As Gary Younge has written, Laslett "spoke to the local police about organising a carnival". With more of an English fete in mind, she invited the various ethnic groups of what was then the poor area of Notting Hill - Ukrainians, Spanish, Portuguese, Irish, Caribbeans and Africans - to contribute to a week-long event that would culminate with an August bank holiday parade....She borrowed costumes from Madame Tussaud's; a local hairdresser did the hair and make-up for nothing; the gas board and fire brigade had floats; and stallholders in Portobello market donated horses and carts. Around 1,500 people turned up, according to police figures."

==Neighbourhood Service==
Out of the new-found energy in and around the Free School, and George Clark's work to establish the Community Workshop, Laslett established the Notting Hill Neighbourhood Service, one of the first voluntary services to offer free legal and drugs advice as well as an all-round welfare service. The work of the service is featured in a chapter of the 1968 book Drop Out by Robin Farquharson.

==Legacy==
Laslett's Carnival: A Photography Exhibition, a photographic journey into the history of Notting Hill Carnival and its early pioneers, was held at The Tabernacle, Notting Hill, in August 2011.

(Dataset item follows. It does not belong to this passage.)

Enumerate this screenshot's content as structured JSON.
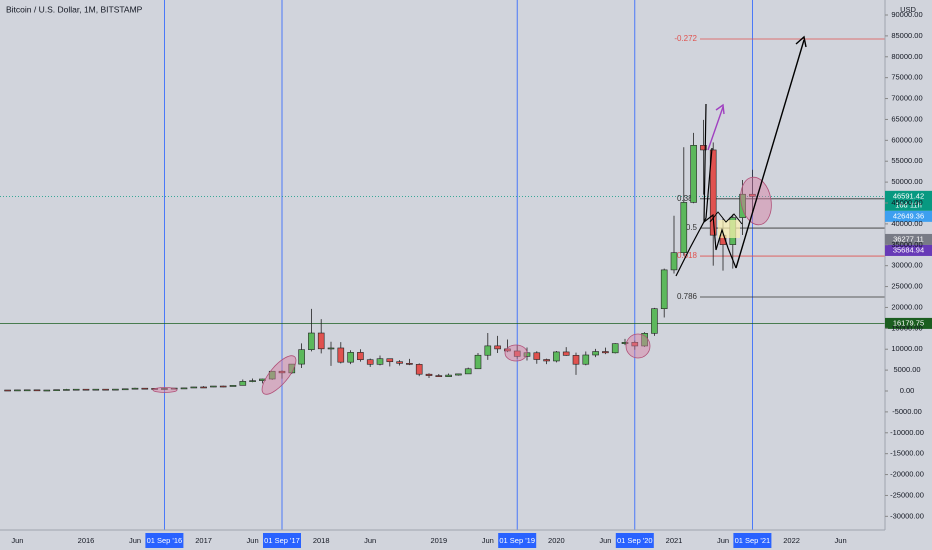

On 26 August 2011, a blue plaque commemorating Laslett's conception of the Notting Hill street festival that "later evolved into Notting Hill Carnival" was unveiled on the corner of Tavistock Square and Portobello Road (organised by the Nubian Jak Community Trust), facing another blue plaque that commemorates Claudia Jones, who in 1959 organised an indoor Caribbean carnival event.

On the eve of the 2016 Carnival, in a series of articles, the leading black newspaper The Voice recognised that "Yes, this is Notting Hill Carnival's 50th year" and "Rhaune Laslett: The true founder of Notting Hill Carnival".

At the Notting Hill Carnival in 2026, two billboards honouring Laslett and Claudia Jones were unveiled on the carnival route.